Another breakthrough came with the development of laser optical links that transmit data between the Amazon Leo satellites. Badyal said that the first test of satellite-to-satellite communication did not work because the satellites were not properly configured. “It’s always the config file that’s the problem,” he said. After the correction was made, the satellites successfully transmitted data at the target rate of 100 gigabits per second.

“I couldn’t believe it,” said Badyal. “I had to call the team that night and just tell them about the amazing job they did. For me personally, it was emotional. I had to sit down for a while, to collect myself. And I was yelling, on the way, and my wife goes, ‘What happened?’

How satellite broadband will change the world

Weber said studying potential use cases for high-speed satellite communications is “one of the coolest things in my career.”

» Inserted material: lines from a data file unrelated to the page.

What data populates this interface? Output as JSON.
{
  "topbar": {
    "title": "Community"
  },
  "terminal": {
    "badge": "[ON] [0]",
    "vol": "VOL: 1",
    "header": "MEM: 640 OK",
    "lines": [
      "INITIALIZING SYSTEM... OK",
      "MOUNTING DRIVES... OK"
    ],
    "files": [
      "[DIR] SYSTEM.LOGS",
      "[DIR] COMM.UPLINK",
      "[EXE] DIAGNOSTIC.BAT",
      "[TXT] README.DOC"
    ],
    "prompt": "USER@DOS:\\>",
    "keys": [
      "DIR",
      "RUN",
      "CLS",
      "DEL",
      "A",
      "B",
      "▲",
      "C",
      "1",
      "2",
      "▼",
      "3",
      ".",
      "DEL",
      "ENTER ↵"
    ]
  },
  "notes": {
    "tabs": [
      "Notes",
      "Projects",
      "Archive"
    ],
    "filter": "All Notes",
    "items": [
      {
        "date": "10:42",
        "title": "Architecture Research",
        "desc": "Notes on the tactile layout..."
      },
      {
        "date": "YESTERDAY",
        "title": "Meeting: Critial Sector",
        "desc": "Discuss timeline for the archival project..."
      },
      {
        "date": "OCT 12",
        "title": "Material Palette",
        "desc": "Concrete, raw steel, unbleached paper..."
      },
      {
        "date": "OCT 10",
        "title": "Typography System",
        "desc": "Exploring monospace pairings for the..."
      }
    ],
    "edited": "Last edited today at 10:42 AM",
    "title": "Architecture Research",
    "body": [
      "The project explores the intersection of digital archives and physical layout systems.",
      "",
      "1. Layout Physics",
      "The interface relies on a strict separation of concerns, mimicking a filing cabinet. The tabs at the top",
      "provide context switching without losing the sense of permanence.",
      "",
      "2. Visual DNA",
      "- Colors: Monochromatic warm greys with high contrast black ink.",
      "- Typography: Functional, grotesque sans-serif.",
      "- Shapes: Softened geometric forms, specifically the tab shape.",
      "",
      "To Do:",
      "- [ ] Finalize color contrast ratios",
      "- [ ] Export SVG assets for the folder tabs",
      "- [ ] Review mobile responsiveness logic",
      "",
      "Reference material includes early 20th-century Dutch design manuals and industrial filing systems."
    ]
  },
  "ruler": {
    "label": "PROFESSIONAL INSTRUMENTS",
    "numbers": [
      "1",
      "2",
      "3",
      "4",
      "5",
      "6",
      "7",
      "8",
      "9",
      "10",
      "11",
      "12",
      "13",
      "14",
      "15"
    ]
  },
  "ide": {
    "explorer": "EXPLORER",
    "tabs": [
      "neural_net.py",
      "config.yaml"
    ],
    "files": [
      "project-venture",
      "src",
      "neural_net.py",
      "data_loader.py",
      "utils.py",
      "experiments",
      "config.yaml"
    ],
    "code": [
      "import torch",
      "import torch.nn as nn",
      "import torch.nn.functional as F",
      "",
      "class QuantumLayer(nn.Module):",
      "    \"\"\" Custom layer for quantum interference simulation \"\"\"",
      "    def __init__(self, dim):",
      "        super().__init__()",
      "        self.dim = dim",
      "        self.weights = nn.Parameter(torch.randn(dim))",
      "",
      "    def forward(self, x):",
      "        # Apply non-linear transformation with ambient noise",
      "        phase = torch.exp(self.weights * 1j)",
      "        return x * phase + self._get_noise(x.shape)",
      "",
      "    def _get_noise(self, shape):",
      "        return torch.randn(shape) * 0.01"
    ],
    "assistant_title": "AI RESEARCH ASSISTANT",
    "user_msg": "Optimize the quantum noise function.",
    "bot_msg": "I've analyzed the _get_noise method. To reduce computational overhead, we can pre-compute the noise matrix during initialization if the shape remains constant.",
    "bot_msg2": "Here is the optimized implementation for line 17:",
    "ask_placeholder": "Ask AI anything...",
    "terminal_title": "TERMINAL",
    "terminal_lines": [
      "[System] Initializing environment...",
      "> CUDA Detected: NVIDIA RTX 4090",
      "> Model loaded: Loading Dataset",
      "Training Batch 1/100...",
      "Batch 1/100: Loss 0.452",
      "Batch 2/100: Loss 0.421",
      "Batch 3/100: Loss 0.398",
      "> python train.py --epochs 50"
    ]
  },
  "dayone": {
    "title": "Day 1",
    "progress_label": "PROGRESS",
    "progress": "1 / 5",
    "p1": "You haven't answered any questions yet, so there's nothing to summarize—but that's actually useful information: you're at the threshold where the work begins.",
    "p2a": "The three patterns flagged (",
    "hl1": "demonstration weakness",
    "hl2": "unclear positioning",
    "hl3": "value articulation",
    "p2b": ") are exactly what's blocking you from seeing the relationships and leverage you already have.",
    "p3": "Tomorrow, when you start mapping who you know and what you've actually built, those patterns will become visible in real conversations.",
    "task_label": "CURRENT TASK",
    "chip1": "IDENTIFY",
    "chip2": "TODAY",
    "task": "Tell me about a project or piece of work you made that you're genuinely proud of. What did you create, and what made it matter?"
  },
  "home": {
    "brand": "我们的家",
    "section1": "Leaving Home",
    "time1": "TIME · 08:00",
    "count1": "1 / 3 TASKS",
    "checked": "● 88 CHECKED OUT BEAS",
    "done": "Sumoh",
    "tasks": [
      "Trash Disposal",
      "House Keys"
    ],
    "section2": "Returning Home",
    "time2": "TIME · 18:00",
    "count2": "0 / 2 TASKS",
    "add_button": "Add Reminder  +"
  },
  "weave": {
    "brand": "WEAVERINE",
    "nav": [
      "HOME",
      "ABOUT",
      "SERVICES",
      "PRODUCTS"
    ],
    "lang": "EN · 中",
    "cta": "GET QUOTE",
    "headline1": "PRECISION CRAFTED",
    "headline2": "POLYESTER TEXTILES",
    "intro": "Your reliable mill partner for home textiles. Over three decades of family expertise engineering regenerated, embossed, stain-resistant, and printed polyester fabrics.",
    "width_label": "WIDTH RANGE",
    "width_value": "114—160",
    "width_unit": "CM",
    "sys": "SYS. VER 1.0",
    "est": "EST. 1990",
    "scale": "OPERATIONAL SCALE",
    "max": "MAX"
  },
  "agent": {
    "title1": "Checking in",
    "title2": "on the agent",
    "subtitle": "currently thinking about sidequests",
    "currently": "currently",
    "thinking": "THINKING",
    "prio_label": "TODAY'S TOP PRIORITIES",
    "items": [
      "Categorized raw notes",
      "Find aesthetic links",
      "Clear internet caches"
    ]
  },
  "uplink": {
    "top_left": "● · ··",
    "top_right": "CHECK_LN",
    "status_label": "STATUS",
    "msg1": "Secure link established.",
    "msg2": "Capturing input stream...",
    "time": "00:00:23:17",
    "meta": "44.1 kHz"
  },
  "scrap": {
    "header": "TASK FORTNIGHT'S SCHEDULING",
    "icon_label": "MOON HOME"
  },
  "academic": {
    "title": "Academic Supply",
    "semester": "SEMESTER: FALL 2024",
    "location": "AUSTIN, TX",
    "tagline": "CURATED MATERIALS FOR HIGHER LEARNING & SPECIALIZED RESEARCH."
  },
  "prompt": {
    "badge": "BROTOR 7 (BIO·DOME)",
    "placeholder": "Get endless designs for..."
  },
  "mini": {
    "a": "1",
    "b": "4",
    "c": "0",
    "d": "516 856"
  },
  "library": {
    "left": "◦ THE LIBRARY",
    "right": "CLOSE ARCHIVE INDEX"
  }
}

“I was in Argentina, and we visited a school where the students have one cell phone that everyone has to share with a connection that’s less than 3G. So it’s actually almost completely usable,” he said. “What the satellite will bring to those classes is a game changer, not only in that school [but for] that whole community.”

On the business side, Weber said that satellite communications will also provide a major boost to companies and manufacturing facilities in the event of a decline in global coverage. And he said there are “many cases of use” of government services, which involve communicating with first responders in remote areas.

“Everyone at Amazon Leo, they come to this not because it’s a job. It’s because this is a job to bring communication to underserved and underserved communities to consumers, government and businesses,” said Weber. “That’s what we wake up to every day.”